Ain’t no body armor saving you from this shit show.
Also, someone remind me to up my waxing schedule, because I don’t want to be caught looking unkempt. That’s just…
What the fuck is really fucking going on?
Are y’all hearing the fucking words leaving my fingertips? Like, this isn’t a goddam drill, people. This is legit really the fucking scenario.
I can’t. Dude. I just. What?
Ok. Goddamit, April, get your shit together, it’s time to speak the usual form of broken English you speak with. Just…allow me a pearl clutch over here.
SB254, the gender affirming care ban, also includes the super fun side note of trans bathroom bans. I said super fun side note but what I really meant was, “I can’t say what I want to say right now because I’m already flagged and not looking forward to the trip out to Lowell I’m probably going to end up taking”.
Look. I don’t get into the trans side of shit. I just don’t, because it hasn’t been something I needed to. I’m just a fucking human. I’m not gay, but I’ve got a lot of y’all on my team, and I’ve got my ribbon halo ready to ride.
This is a goddam dystopian nightmare. 1984, baby, we are here.
So, according to an unnamed source, which is why I’m not yet already in the bubble Caprice headed up to have a word with that fat, egomaniacal clown, a woman has already been genitalia checked in a public restroom.
Who the-
Wh-
Motherfucker.
Turns out, the woman checked was an actual, real life securely tucked uterus woman. Like that should have to be a point, but. I mean, I get it, really, I do. I’m a woman. I feel like some spaces are seriously just for women. I don’t want dudes all up in my pelvic area when I’m already trying to hoversquat over a public toilet.
That’s fucking uncomfortable.
But, even more uncomfortable, being a woman who is a little “manish”, and being vag handled by the fucking cops.

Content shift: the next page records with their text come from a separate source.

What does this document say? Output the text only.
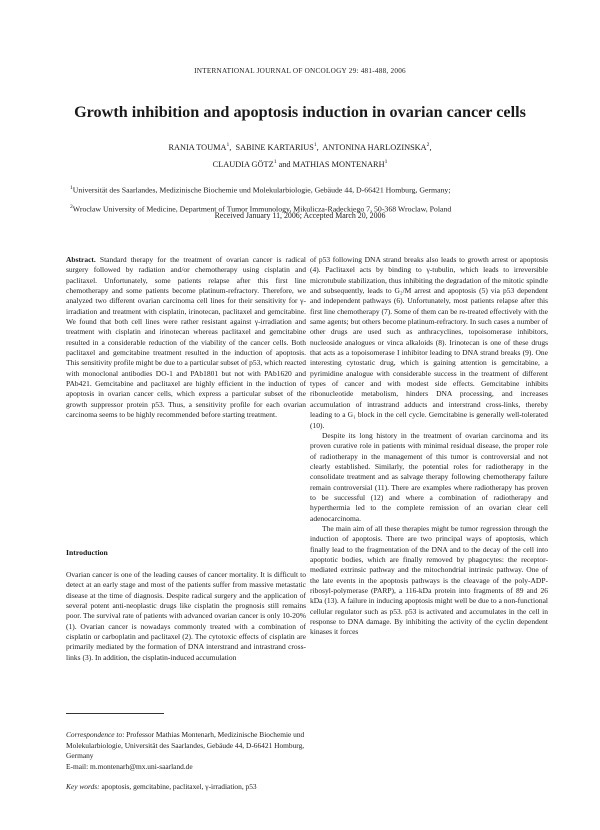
INTERNATIONAL JOURNAL OF ONCOLOGY 29: 481-488, 2006
Growth inhibition and apoptosis induction in ovarian cancer cells
RANIA TOUMA$^1$,  SABINE KARTARIUS$^1$,  ANTONINA HARLOZINSKA$^2$,
CLAUDIA GÖTZ$^1$ and MATHIAS MONTENARH$^1$
$^1$Universität des Saarlandes, Medizinische Biochemie und Molekularbiologie, Gebäude 44, D-66421 Homburg, Germany;
$^2$Wroclaw University of Medicine, Department of Tumor Immunology, Mikulicza-Radeckiego 7, 50-368 Wroclaw, Poland
Received January 11, 2006; Accepted March 20, 2006

Abstract. Standard therapy for the treatment of ovarian cancer is radical surgery followed by radiation and/or chemotherapy using cisplatin and paclitaxel. Unfortunately, some patients relapse after this first line chemotherapy and some patients become platinum-refractory. Therefore, we analyzed two different ovarian carcinoma cell lines for their sensitivity for γ-irradiation and treatment with cisplatin, irinotecan, paclitaxel and gemcitabine. We found that both cell lines were rather resistant against γ-irradiation and treatment with cisplatin and irinotecan whereas paclitaxel and gemcitabine resulted in a considerable reduction of the viability of the cancer cells. Both paclitaxel and gemcitabine treatment resulted in the induction of apoptosis. This sensitivity profile might be due to a particular subset of p53, which reacted with monoclonal antibodies DO-1 and PAb1801 but not with PAb1620 and PAb421. Gemcitabine and paclitaxel are highly efficient in the induction of apoptosis in ovarian cancer cells, which express a particular subset of the growth suppressor protein p53. Thus, a sensitivity profile for each ovarian carcinoma seems to be highly recommended before starting treatment.

Introduction

Ovarian cancer is one of the leading causes of cancer mortality. It is difficult to detect at an early stage and most of the patients suffer from massive metastatic disease at the time of diagnosis. Despite radical surgery and the application of several potent anti-neoplastic drugs like cisplatin the prognosis still remains poor. The survival rate of patients with advanced ovarian cancer is only 10-20% (1). Ovarian cancer is nowadays commonly treated with a combination of cisplatin or carboplatin and paclitaxel (2). The cytotoxic effects of cisplatin are primarily mediated by the formation of DNA interstrand and intrastrand cross-links (3). In addition, the cisplatin-induced accumulation

of p53 following DNA strand breaks also leads to growth arrest or apoptosis (4). Paclitaxel acts by binding to γ-tubulin, which leads to irreversible microtubule stabilization, thus inhibiting the degradation of the mitotic spindle and subsequently, leads to G₂/M arrest and apoptosis (5) via p53 dependent and independent pathways (6). Unfortunately, most patients relapse after this first line chemotherapy (7). Some of them can be re-treated effectively with the same agents; but others become platinum-refractory. In such cases a number of other drugs are used such as anthracyclines, topoisomerase inhibitors, nucleoside analogues or vinca alkaloids (8). Irinotecan is one of these drugs that acts as a topoisomerase I inhibitor leading to DNA strand breaks (9). One interesting cytostatic drug, which is gaining attention is gemcitabine, a pyrimidine analogue with considerable success in the treatment of different types of cancer and with modest side effects. Gemcitabine inhibits ribonucleotide metabolism, hinders DNA processing, and increases accumulation of intrastrand adducts and interstrand cross-links, thereby leading to a G₁ block in the cell cycle. Gemcitabine is generally well-tolerated (10).

Despite its long history in the treatment of ovarian carcinoma and its proven curative role in patients with minimal residual disease, the proper role of radiotherapy in the management of this tumor is controversial and not clearly established. Similarly, the potential roles for radiotherapy in the consolidate treatment and as salvage therapy following chemotherapy failure remain controversial (11). There are examples where radiotherapy has proven to be successful (12) and where a combination of radiotherapy and hyperthermia led to the complete remission of an ovarian clear cell adenocarcinoma.

The main aim of all these therapies might be tumor regression through the induction of apoptosis. There are two principal ways of apoptosis, which finally lead to the fragmentation of the DNA and to the decay of the cell into apoptotic bodies, which are finally removed by phagocytes: the receptor-mediated extrinsic pathway and the mitochondrial intrinsic pathway. One of the late events in the apoptosis pathways is the cleavage of the poly-ADP-ribosyl-polymerase (PARP), a 116-kDa protein into fragments of 89 and 26 kDa (13). A failure in inducing apoptosis might well be due to a non-functional cellular regulator such as p53. p53 is activated and accumulates in the cell in response to DNA damage. By inhibiting the activity of the cyclin dependent kinases it forces

Correspondence to: Professor Mathias Montenarh, Medizinische Biochemie und Molekularbiologie, Universität des Saarlandes, Gebäude 44, D-66421 Homburg, Germany
E-mail: m.montenarh@mx.uni-saarland.de
Key words: apoptosis, gemcitabine, paclitaxel, γ-irradiation, p53
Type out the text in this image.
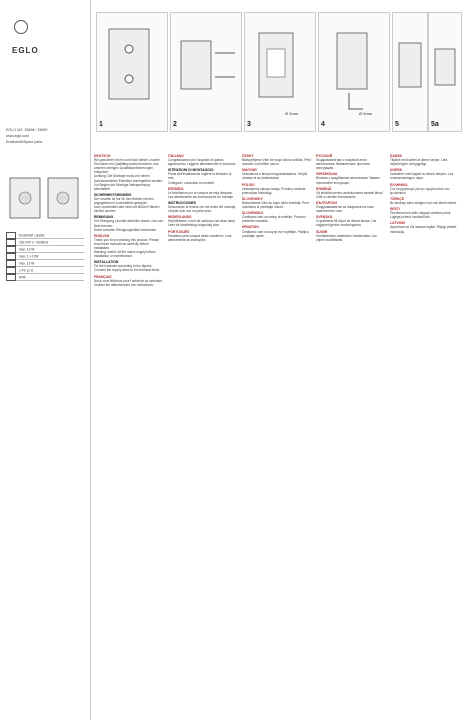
EGLO
EGLO NO. 33698 / 33699
www.eglo.com
Ersatzteile/Spare parts
Kunststoff / plastic
230-240 V~ 50/60Hz
max. 12 W
max. 1 x 12W
max. 12 W
1 PC (1 x)
IP44
1	2	3
Ø 9mm
4
Ø 6mm
5	5a
DEUTSCH
Wir gratulieren Ihnen zum Kauf dieser Leuchte. Sie haben ein Qualitätsprodukt erworben, das unseren strengen Qualitätsanforderungen entspricht.
Achtung: Die Montage muss von einem konzessionierten Elektriker durchgeführt werden. Vor Beginn der Montage Netzspannung abschalten!
SICHERHEITSHINWEIS
Die Leuchte ist nur für den Betrieb mit den angegebenen Leuchtmitteln geeignet.
Das Leuchtmittel darf nicht mit bloßen Händen berührt werden.
REINIGUNG
Vor Reinigung Leuchte abkühlen lassen und vom Netz trennen.
Keine scharfen Reinigungsmittel verwenden.
ENGLISH
Thank you for purchasing this product. Please read these instructions carefully before installation.
Warning: switch off the mains supply before installation or maintenance.
INSTALLATION
Fix the luminaire according to the figures. Connect the supply wires to the terminal block.
FRANÇAIS
Nous vous félicitons pour l'achat de ce luminaire. Veuillez lire attentivement ces instructions.
ITALIANO
Congratulazioni per l'acquisto di questo apparecchio. Leggere attentamente le istruzioni.
ISTRUZIONI DI MONTAGGIO
Prima dell'installazione togliere la tensione di rete.
Collegare i conduttori ai morsetti.
ESPAÑOL
Le felicitamos por la compra de esta lámpara. Lea atentamente las instrucciones de montaje.
INSTRUCCIONES
Desconecte la tensión de red antes del montaje.
Limpiar sólo con un paño seco.
NEDERLANDS
Wij feliciteren u met de aankoop van deze lamp. Lees de handleiding zorgvuldig door.
PORTUGUÊS
Parabéns pela compra deste candeeiro. Leia atentamente as instruções.
ČESKY
Blahopřejeme Vám ke koupi tohoto svítidla. Před montáží si přečtěte návod.
MAGYAR
Gratulálunk a lámpa megvásárlásához. Kérjük olvassa el az utasításokat.
POLSKI
Gratulujemy zakupu lampy. Prosimy uważnie przeczytać instrukcję.
SLOVENSKY
Blahoželáme Vám ku kúpe tohto svietidla. Pred montážou si prečítajte návod.
SLOVENSKO
Čestitamo vam za nakup te svetilke. Pozorno preberite navodila.
HRVATSKI
Čestitamo vam na kupnji ove svjetiljke. Pažljivo pročitajte upute.
РУССКИЙ
Поздравляем вас с покупкой этого светильника. Внимательно прочтите инструкцию.
УКРАЇНСЬКА
Вітаємо з придбанням світильника. Уважно прочитайте інструкцію.
ROMÂNĂ
Vă felicităm pentru achiziționarea acestei lămpi. Citiți cu atenție instrucțiunile.
БЪЛГАРСКИ
Поздравяваме ви за покупката на това осветително тяло.
SVENSKA
Vi gratulerar till köpet av denna lampa. Läs noggrant igenom anvisningarna.
SUOMI
Onnittelemme valaisimen hankinnasta. Lue ohjeet huolellisesti.
DANSK
Tillykke med købet af denne lampe. Læs vejledningen omhyggeligt.
NORSK
Gratulerer med kjøpet av denne lampen. Les bruksanvisningen nøye.
ΕΛΛΗΝΙΚΑ
Σας συγχαίρουμε για την αγορά αυτού του φωτιστικού.
TÜRKÇE
Bu lambayı satın aldığınız için sizi tebrik ederiz.
EESTI
Õnnitleme teid selle valgusti ostmise puhul. Lugege juhend hoolikalt läbi.
LATVISKI
Apsveicam ar šīs lampas iegādi. Rūpīgi izlasiet instrukciju.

I want to know how you get stuck with that fucking duty. Your desk sergeant hates your ass. I mean. Really, dude, he does.
I don’t subscribe to a lot of the Gen Z terminology, because I’m a fucking grown up and it’s just stupid. However, for this, I don’t need to. Nobody needs to be visually inspecting anyone else’s junk to be able to piss in a dirty ass Waffle House bathroom. Get fucking real.
I hope to God one of you Susans’ gets an extra short bob this summer and winds up on the wrong end of this legalized sexual assault. We’ll never hear the fucking end of it then, not until some leopards eat some fucking faces.
Welp. Meow.
It’s times like these I’m so thankful for these backbreaking boobs. About damned time they did something for me. Well, I mean other than everything else they’ve ever done for me. It’s a long list, let’s just forget I mouthed off. I’m sorry, boobs, you deserve better. Please, don’t fail me now. Not in this, the need proof of uterine times we’re now in.
I’m absolutely fucking floored. If I’m asleep, someone had better get the fuck over here and wake me from this nightmare.
What in the fuck.
-Q
I used to own a very popular women's networking company in Sarasota. An individual who presented as trans when she wasn't at work would come to our girls night mixers. I never batted an eyelash. She was great, respectful, showed up as a gorgeous woman with better legs than me, was very social. One night, a member who had clearly had too much to drink approached me at the registration desk to tell me that someone at the mixer wasn't a woman. "Oh boy," I thought. "Here we go." As it turns out, she was referring to a longtime member who was just a more masculine looking woman. I was relieved for Sabrina even though I had no intention of doing anything. Someone once left me a phone message about her, and I did call and tell her about it for her safety. I reassured her that she was 100% welcome at my mixers. As you can imagine, I was crushed a few months later when she took her own life. I got the feeling she was didn't have the support to truly be who she wanted 100% of the time. But I'm so glad I can look back and feel good about my interactions with her in relation to my events.
Can she bring a fed case for invasion of privacy, constitutional rights violations, anything?